No entanto (e infelizmente), não é isto que temos em mente ao falarmos em conquistas da
cultura: estarmos sentados em lugar seco e quente, contemplando a chuva fria, fumando
cachimbo e ouvindo Mozart. Infelizmente, temos em mente coisas como “controle da
chuva”. Pretendemos mudar a estrutura dos eventos da natureza. Romper sua circularidade,
fazê-los correr linearmente em busca de um propósito por nós escolhido. Chuva não mais
como fase da circulação eterna da água, mas como fase de uma deliberada irrigação do meu
campo. Se a chuva tivesse sido vencida, não mais cairia como cai agora (“chuva de
setembro, de todo setembro desde sempre”), mas cairia como “esta chuva programada para
as quatro horas da tarde de hoje”. Seria chuva histórica, porque sujeita a programas,
portanto, parte da cultura, não da natureza. Vista da janela, tal chuva não se distinguiria
daquela que está caindo agora, e, no entanto, estaria caindo do lado de cá, não de lá, da
janela da cultura.

Leitura 3: SOUZA, Ricardo Timm de. Alteridade e Ecologia (p. 159-160)


A Natureza somente pode ser concebida, fora das conveniências da ideologia da
acumulação infinita, como absolutamente Outra – ou seja, somente pode ser concebida
eticamente. Todas as outras formulações, que se inclinam à suavização desta Alteridade, são
apenas estratégias de protelação da questão básica – a existência mesma, apesar da
Totalidade, de uma realidade não dependente desta Totalidade.

Leitura 4: GODOY, Ana. A menor das ecologias. (p.152)


O Outro da casa é o Outro do mundo, a terra a ser descoberta, mundos possíveis que não se
esgotam no atual, mas que o confrontam. As ecologias que a vida produz dizem respeito a
outros modos de sentir e pensar, de se relacionar, outros modos de existência para além da
conservação – que já não é só a da espécie para reprodução, mas de um pensamento que
atribui à vida esta finalidade –, que abalam a casa ao habitá-la como estrangeiro, investindo-
a da força de um arquipélago para fazer coexistirem as diferenças “sem lei e sem rei”.
Vontade que arrisca, potência de invenção que experimenta todas as forças habitantes do
corpo-casa, abrindo-se para outras e tantas formas de coexistência irredutíveis à virulência
das unificações, e que apontam outros modos de encarar a relação com o outro.

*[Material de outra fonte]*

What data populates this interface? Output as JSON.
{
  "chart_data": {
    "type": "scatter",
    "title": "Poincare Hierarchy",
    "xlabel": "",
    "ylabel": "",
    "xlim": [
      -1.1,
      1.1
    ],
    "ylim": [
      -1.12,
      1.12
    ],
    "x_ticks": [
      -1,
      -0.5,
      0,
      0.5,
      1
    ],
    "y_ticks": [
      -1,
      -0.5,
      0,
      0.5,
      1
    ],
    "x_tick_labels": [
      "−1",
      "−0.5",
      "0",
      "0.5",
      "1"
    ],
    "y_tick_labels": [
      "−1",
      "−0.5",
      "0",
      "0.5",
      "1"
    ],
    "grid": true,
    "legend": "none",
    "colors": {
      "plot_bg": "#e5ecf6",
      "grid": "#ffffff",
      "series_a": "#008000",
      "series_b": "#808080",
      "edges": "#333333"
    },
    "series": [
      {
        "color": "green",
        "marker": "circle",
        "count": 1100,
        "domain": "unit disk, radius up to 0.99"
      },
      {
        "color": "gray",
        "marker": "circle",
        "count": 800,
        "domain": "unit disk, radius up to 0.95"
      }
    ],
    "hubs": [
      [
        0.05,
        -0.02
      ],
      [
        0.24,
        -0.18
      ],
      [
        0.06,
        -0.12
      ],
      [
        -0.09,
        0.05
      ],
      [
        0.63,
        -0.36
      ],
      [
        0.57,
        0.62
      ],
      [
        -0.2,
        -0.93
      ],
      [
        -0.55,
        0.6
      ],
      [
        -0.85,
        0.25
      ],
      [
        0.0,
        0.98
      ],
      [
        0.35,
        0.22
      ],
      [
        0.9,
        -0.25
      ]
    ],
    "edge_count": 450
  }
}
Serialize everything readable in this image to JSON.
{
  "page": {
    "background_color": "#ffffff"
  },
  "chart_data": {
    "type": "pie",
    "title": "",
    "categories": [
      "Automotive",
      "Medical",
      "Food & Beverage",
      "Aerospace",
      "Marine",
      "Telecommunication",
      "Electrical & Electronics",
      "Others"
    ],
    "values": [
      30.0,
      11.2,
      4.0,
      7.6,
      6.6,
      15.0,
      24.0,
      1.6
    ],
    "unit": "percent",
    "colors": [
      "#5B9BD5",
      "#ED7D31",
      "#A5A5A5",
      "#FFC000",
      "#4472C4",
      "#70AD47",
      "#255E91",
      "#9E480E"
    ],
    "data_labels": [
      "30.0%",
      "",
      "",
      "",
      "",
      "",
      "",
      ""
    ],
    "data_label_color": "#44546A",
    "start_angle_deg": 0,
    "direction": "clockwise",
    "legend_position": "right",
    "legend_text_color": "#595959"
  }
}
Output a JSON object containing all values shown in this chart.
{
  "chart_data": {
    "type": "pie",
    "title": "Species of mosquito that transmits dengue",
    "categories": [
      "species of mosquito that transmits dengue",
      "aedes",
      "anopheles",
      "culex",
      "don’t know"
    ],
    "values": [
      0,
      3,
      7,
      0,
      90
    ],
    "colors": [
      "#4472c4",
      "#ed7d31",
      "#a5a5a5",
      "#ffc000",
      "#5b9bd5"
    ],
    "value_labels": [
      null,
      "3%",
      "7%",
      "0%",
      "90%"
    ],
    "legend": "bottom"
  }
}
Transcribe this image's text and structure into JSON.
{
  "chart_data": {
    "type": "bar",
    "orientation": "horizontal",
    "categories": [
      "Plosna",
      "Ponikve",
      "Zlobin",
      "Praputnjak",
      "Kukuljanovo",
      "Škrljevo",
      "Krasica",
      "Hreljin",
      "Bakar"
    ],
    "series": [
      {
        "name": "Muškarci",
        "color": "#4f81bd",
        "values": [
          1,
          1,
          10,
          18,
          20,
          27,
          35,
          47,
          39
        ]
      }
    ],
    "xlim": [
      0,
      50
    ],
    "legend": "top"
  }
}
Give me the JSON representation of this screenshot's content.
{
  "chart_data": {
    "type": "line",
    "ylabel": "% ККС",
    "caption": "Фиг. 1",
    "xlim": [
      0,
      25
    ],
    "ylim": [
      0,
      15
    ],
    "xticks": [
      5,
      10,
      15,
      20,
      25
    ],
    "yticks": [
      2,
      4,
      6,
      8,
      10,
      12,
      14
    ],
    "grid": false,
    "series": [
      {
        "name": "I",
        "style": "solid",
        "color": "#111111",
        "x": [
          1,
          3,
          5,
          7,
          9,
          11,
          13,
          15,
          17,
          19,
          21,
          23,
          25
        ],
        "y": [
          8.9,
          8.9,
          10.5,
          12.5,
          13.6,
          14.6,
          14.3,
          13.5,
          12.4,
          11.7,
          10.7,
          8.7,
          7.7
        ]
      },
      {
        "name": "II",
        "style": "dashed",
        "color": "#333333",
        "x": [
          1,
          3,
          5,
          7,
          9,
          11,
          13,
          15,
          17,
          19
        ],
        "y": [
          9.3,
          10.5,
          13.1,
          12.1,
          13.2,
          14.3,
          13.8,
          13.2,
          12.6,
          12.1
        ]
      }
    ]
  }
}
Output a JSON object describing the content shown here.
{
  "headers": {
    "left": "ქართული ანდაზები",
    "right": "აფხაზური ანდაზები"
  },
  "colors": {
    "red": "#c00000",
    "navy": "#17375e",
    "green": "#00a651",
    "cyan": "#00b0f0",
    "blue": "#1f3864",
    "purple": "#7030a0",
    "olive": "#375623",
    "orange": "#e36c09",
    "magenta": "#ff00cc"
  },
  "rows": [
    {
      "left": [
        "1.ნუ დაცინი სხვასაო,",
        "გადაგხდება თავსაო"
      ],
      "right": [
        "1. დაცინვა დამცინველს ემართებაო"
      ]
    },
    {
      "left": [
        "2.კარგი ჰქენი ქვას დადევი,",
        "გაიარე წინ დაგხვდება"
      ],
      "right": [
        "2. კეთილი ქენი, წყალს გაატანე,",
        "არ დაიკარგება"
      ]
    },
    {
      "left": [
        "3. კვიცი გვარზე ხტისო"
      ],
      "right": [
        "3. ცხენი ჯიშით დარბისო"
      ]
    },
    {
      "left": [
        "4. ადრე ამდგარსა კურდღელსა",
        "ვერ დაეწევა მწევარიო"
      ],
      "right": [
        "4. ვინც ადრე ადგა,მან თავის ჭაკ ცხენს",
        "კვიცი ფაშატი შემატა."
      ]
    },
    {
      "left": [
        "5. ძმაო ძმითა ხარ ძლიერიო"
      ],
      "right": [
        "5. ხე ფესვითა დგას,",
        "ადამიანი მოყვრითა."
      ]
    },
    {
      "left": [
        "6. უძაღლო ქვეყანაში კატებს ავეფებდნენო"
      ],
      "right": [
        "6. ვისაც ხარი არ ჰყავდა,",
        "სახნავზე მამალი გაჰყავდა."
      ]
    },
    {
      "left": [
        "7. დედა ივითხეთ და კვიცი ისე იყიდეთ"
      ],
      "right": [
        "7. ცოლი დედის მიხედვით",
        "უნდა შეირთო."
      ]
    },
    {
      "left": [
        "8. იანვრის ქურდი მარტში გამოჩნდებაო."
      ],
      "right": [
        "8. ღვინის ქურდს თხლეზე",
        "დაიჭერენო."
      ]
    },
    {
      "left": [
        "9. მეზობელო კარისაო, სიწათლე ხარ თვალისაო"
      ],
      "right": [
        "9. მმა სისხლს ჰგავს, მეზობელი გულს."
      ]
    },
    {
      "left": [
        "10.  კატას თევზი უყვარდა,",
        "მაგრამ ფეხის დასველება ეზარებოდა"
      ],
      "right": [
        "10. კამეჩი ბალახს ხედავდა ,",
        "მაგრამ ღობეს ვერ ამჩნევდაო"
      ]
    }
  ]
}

Leitura 5: GUATTARI, Félix. As três ecologias. (p. 14-15)


Se não se trata mais – (...) – de fazer funcionar uma ideologia de maneira unívoca, é
concebível em compensação que a nova referência ecosófica indique linhas de
recomposição das práxis humanas nos mais variados domínios. Em todas as escalas
individuais e coletivas, naquilo que concerne tanto à vida cotidiana quanto à reinvenção da
democracia – no registro do urbanismo, da criação artística, do esporte etc – trata-se, a cada
vez, de se debruçar sobre o que poderiam ser os dispositivos de produção de subjetividade,
indo no sentido de uma re-singularização individual e/ou coletiva, ao invés de ir no sentido
de uma usinagem pela mídia, sinônimo de desolação e desespero. Perspectiva que não exclui
totalmente a definição de objetivos unificadores tais como a luta contra a fome no mundo, o
fim do desflorestamento ou da proliferação cega das indústrias nucleares. Só que não mais
tratar-se-ia de palavras de ordem estereotipadas, reducionistas, expropriadoras de outras
problemáticas mais singulares resultando na promoção de líderes carismáticos.